# In depth metal production tutorials by ForTiorI



## shnizzle (Mar 12, 2012)

hey people,
i know i don´t really post here much (i´m more prominent on got-djent.com) but please don´t let that irritate you. i finally managed to put up a whole in depth tutorial series about the whole music production of my solo project ForTiorI (djenty stuff).
here they are:

metal production tutorial part 1 - the knob turner - ForTiorI - YouTube 
metal production tutorial part 2 - the studio - ForTiorI - YouTube 
metal production tutorial part 3 - using impulse responses - ForTiorI - YouTube 
metal production tutorial part 4.1 - pod x3 rhythm and lead tone - ForTiorI - YouTube 
metal production tutorial part 4.2 - pod x3 ambient and clean tone - ForTiorI - YouTube 
metal production tutorial part 4.3 - pod x3 bass tones - ForTiorI - YouTube 
metal production tutorial part 5 - basics: insert/send effects, busses, routing - ForTiorI - YouTube 
metal production tutorial part 6.1 - drum mixing: intro to SD2 / kick drum - ForTiorI - YouTube
metal production tutorial part 6.2 - drum mixing: snare, toms, hi-hat - ForTiorI - YouTube 
metal production tutorial part 6.3 - drum mixing: over-heads, room mics, reverb - ForTiorI - YouTube 
metal production tutorial part 7 - making beats - ForTiorI - YouTube 
metal production tutorial part 8.1 - mixing: intro to mixing / rhythm guitars - ForTiorI - YouTube 
metal production tutorial part 8.2 - mixing: bass guitar - ForTiorI - YouTube 
metal production tutorial part 8.3 - mixing: ambient and clean guitars - ForTiorI - YouTube 
metal production tutorial part 8.4 - mixing: lead guitar/stereo width/final thoughts - ForTiorI - YouTube 
metal production tutorial part 9.1 - glitches - ForTiorI - YouTube 
metal production tutorial part 9.2 - vst instruments/stutter effects - ForTiorI - YouTube 
metal production tutorial part 10.1 - mastering: EQ, harmonic exciter, stereo imaging - ForTiorI - YouTube 
metal production tutorial part 10.2 - mastering: multi-band-comp, maximizer, reverb - ForTiorI - YouTube 
metal production tutorial part 11 - epilogue - ForTiorI - YouTube 

although the mixing is applied to my own tone and i use superior drummer and i master with izotope ozone all the principles still apply.


----------



## tank (Mar 16, 2012)

HUGE work dude, thanks a lot!


----------



## iRaiseTheDead (Mar 16, 2012)

Wow.  nice!


----------



## Winspear (Mar 16, 2012)

Awesome  I think this belongs in the recording studio forum though  
Going to work my way through these over time!

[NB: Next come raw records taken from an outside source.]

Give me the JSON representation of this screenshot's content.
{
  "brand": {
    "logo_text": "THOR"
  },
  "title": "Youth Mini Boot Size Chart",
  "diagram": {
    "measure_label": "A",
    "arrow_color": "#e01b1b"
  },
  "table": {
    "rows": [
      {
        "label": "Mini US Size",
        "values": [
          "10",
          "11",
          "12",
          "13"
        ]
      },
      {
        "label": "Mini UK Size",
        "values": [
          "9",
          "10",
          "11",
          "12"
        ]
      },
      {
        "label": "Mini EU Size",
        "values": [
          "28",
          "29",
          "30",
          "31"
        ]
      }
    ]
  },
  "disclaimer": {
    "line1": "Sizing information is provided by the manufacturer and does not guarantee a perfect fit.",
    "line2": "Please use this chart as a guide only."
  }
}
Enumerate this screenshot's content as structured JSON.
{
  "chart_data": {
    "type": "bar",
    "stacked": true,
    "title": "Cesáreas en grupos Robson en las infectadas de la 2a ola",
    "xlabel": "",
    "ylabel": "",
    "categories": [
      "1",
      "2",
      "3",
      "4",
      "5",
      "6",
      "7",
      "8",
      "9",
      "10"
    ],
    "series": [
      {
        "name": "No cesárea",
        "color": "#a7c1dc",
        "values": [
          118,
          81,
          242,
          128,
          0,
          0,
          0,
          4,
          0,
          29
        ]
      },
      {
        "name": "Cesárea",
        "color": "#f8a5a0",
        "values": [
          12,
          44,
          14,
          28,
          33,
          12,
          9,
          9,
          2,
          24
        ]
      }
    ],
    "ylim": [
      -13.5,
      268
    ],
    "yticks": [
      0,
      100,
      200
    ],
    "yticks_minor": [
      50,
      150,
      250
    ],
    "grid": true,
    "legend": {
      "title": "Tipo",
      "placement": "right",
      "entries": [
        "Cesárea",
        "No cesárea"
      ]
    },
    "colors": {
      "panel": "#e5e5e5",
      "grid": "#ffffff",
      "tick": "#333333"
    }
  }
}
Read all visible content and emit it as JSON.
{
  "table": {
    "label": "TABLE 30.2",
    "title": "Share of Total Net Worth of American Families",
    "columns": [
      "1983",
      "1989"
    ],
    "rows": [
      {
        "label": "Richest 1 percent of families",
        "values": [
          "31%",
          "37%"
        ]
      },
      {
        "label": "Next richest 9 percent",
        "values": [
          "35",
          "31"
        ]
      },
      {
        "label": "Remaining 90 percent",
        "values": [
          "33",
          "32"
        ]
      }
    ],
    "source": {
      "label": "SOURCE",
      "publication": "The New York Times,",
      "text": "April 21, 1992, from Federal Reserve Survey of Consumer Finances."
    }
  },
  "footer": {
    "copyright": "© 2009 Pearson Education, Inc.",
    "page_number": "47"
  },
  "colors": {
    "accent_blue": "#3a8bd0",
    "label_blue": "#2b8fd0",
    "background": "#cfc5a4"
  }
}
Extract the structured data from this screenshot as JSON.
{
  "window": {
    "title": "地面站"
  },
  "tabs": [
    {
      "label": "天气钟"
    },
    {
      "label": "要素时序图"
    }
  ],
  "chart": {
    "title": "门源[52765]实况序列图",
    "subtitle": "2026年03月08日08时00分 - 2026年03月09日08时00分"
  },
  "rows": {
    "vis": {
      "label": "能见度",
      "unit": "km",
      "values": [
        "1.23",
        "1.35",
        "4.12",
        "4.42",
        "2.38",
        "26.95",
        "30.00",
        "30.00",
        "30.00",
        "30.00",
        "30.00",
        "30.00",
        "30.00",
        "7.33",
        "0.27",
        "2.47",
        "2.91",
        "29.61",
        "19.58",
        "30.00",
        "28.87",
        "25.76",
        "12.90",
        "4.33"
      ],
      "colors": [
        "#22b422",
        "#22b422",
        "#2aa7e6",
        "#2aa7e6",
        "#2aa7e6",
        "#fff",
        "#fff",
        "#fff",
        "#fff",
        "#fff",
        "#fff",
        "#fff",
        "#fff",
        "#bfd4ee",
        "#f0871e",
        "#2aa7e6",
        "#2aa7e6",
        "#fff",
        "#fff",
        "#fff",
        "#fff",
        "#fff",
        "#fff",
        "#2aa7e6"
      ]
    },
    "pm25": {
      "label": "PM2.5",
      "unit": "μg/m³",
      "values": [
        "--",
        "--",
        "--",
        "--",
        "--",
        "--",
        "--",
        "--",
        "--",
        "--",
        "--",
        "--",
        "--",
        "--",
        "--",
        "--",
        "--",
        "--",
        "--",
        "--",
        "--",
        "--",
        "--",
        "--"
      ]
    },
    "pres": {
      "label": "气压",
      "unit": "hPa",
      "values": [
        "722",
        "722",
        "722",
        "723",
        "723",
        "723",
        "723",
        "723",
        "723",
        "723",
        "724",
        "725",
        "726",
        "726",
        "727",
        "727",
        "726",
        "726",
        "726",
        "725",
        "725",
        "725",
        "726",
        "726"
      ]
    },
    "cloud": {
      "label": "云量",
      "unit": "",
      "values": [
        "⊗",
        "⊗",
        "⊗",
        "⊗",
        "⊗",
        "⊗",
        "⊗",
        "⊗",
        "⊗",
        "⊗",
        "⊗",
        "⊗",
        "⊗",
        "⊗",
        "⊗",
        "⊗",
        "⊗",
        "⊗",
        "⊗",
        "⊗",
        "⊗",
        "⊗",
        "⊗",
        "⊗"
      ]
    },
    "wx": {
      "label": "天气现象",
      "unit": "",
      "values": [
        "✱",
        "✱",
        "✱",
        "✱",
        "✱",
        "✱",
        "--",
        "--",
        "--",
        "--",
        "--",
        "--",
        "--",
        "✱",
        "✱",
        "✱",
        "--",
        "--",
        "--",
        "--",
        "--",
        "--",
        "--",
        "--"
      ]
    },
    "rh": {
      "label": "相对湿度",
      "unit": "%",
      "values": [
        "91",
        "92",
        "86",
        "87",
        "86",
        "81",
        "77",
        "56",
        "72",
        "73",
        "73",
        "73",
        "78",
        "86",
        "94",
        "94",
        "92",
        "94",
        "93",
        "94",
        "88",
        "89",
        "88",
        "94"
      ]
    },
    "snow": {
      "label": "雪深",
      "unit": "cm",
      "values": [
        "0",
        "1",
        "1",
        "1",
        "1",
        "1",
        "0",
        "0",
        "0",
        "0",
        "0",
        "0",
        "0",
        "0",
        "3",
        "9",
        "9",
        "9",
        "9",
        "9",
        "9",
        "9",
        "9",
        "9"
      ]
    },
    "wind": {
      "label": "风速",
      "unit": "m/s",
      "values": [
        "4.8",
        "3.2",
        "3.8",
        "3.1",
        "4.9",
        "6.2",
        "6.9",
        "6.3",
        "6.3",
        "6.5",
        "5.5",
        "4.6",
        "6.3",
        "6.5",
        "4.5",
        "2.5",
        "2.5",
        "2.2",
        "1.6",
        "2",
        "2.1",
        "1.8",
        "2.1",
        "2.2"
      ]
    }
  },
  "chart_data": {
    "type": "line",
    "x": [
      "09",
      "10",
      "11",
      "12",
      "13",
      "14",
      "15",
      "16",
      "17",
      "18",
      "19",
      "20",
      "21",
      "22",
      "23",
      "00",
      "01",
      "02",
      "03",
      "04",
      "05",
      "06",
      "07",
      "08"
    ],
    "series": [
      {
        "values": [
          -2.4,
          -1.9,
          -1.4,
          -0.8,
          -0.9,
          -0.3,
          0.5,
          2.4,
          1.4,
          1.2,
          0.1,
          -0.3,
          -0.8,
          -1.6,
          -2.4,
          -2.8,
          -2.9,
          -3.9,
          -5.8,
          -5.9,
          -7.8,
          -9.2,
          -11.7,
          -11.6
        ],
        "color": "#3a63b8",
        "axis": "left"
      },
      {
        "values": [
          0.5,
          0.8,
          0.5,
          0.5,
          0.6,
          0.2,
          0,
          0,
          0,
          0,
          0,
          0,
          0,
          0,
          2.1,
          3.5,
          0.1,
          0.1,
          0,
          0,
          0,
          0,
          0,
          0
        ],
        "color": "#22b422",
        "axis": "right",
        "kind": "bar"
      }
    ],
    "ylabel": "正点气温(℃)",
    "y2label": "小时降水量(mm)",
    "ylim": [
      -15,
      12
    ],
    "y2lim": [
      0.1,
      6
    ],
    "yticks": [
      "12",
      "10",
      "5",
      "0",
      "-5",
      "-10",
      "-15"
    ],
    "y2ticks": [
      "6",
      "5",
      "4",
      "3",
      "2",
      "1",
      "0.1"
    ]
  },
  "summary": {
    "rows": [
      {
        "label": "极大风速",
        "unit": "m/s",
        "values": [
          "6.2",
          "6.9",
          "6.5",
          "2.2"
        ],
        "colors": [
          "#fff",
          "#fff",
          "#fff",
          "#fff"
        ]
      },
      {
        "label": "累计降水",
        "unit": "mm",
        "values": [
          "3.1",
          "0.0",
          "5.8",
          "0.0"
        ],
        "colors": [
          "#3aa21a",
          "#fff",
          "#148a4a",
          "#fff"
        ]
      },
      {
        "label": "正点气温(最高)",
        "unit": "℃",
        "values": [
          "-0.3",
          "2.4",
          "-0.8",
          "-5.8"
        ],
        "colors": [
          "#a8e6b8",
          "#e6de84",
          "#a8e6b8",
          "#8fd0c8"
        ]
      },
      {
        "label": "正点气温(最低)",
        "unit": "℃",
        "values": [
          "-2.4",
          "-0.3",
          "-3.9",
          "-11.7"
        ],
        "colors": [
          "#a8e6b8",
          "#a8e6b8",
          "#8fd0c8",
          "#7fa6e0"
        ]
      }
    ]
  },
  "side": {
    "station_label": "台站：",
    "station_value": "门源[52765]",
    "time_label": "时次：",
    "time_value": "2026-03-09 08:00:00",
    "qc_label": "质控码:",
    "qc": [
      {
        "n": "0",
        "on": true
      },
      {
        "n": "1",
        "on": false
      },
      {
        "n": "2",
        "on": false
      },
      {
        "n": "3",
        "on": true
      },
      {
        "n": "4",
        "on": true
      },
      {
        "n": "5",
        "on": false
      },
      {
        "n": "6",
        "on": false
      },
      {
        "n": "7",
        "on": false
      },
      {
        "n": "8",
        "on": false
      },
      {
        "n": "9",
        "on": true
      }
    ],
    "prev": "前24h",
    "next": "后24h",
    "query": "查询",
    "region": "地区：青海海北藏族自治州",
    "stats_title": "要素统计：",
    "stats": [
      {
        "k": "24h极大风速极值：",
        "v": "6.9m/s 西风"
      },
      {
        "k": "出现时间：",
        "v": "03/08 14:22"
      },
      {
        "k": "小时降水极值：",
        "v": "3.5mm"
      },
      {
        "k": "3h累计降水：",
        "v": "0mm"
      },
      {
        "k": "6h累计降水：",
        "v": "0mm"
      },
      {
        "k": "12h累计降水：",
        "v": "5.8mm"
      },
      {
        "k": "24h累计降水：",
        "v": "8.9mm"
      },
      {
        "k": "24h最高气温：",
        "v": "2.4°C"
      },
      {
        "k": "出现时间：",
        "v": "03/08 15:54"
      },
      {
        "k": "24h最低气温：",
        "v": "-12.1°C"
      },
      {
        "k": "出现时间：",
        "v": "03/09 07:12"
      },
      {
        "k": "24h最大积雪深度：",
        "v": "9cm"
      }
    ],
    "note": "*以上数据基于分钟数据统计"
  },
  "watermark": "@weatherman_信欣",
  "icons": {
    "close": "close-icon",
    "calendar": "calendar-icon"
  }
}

Thanks!


----------



## ibanezlover (Mar 16, 2012)

Great work dude!


----------



## SammerX (Mar 16, 2012)

These are great man, I've been looking for something like this. Watched the first few videos; I'm going to definitely find time to watch all of them.


----------



## MartinMTL (Mar 17, 2012)

wrong forum? I don't really care about that stuff though. This looks awesome! I'm going to have to put a lot of time aside to get through all of these. Thanks for the post!


----------



## shnizzle (Mar 17, 2012)

thanks for the feedback.
i didn´t really know in which forum to put it cause it´s pretty broad. i thought "music theory, LESSONS and TECHNIQUES" would be the best. i don´t mind if you want to move it, mods.


----------



## Santuzzo (Mar 17, 2012)

Thank you so much for these!

Your videos are VERY informative and helpful!


----------



## bey0ndreaz0n (Mar 17, 2012)

Well this is great, many thanks for making!


----------



## JStraitiff (Mar 27, 2012)

The making beats video was extremely helpful for me. Thank you.


----------